Here in central California, most of the bird species are replacing the feathers that have been worn out during the breeding season.  The feathers that are falling out are being replaced by the feathers they will use to migrate to their non-breeding grounds.  This molt that they are going through is called the prebasic molt.  The general pattern that most birds have is a prebasic molt in the fall that leads to their basic plumage.  This is their simpler, duller, non-breeding plumage.  Basic.  When they are ready to return, they will go through a prealternate molt that will lead to their alternate plumage.  This is the bright showy plumage of the breeding season.  Not all species adhere to this pattern, but is a quite common one that is adopted by a lot of birds.  Different species have different details of the timing of their molts.  For example, the Yellow-billed Magpies have largely just finished their molt, while the Western Scrub Jays are in the middle of theirs.  How far a bird migrates, how it fared in the breeding season, if it had a single brood or had multiple broods, even how hard its spring migration or non-breeding season before may have been can all effect the timing of molt.

Molt is a significant endeavor to undertake twice a year.  The feathers of a bird can account for between 4% and 12% of a birds body mass, so it takes a large amount of energy and resources to replace them.  Mass for mass, this is equivalent to a human replacing all the tissue in their brain, liver, heart, lungs and skin!  But, replacing them is necessary.  As feathers age, they ware and break down.  This reduces their ability to keep a bird dry and temperature controlled.  It also causes a drop in flight efficiency.

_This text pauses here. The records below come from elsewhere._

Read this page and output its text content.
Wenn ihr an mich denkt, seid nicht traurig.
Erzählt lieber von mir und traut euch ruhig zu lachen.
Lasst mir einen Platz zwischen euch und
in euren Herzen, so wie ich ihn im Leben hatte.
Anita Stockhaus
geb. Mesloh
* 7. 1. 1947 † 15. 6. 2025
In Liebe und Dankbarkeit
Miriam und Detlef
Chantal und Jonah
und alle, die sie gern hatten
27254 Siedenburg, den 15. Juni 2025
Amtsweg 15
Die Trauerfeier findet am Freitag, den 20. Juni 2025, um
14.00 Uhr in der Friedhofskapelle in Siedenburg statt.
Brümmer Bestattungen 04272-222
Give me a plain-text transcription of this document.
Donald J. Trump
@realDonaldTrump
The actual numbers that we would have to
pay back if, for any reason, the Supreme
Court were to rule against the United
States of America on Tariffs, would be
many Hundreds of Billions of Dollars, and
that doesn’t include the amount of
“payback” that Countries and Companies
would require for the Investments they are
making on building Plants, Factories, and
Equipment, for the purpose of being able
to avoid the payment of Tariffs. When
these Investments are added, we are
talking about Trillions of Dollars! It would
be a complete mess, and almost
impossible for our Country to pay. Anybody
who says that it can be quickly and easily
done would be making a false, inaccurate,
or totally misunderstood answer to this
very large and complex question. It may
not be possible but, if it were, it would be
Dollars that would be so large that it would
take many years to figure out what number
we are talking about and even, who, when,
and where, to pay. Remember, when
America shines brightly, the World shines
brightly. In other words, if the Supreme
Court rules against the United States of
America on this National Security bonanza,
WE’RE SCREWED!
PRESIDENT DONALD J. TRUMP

Molt can also be used to determine a birds’ age.  Since feathers get more and more worn the longer they are retained by a bird, it is sometimes possible to see different feathers that have different amounts of ware side by side.  Depending on the pattern of where these feathers are, and how many different ‘generations’ of feathers are present, a trained eye can tell if a particular bird hatched this year, the year before, or the year before that!  So as you go out birding, pay attention to the feathers of the birds you see.  There are all kinds if details to be learned about their lives.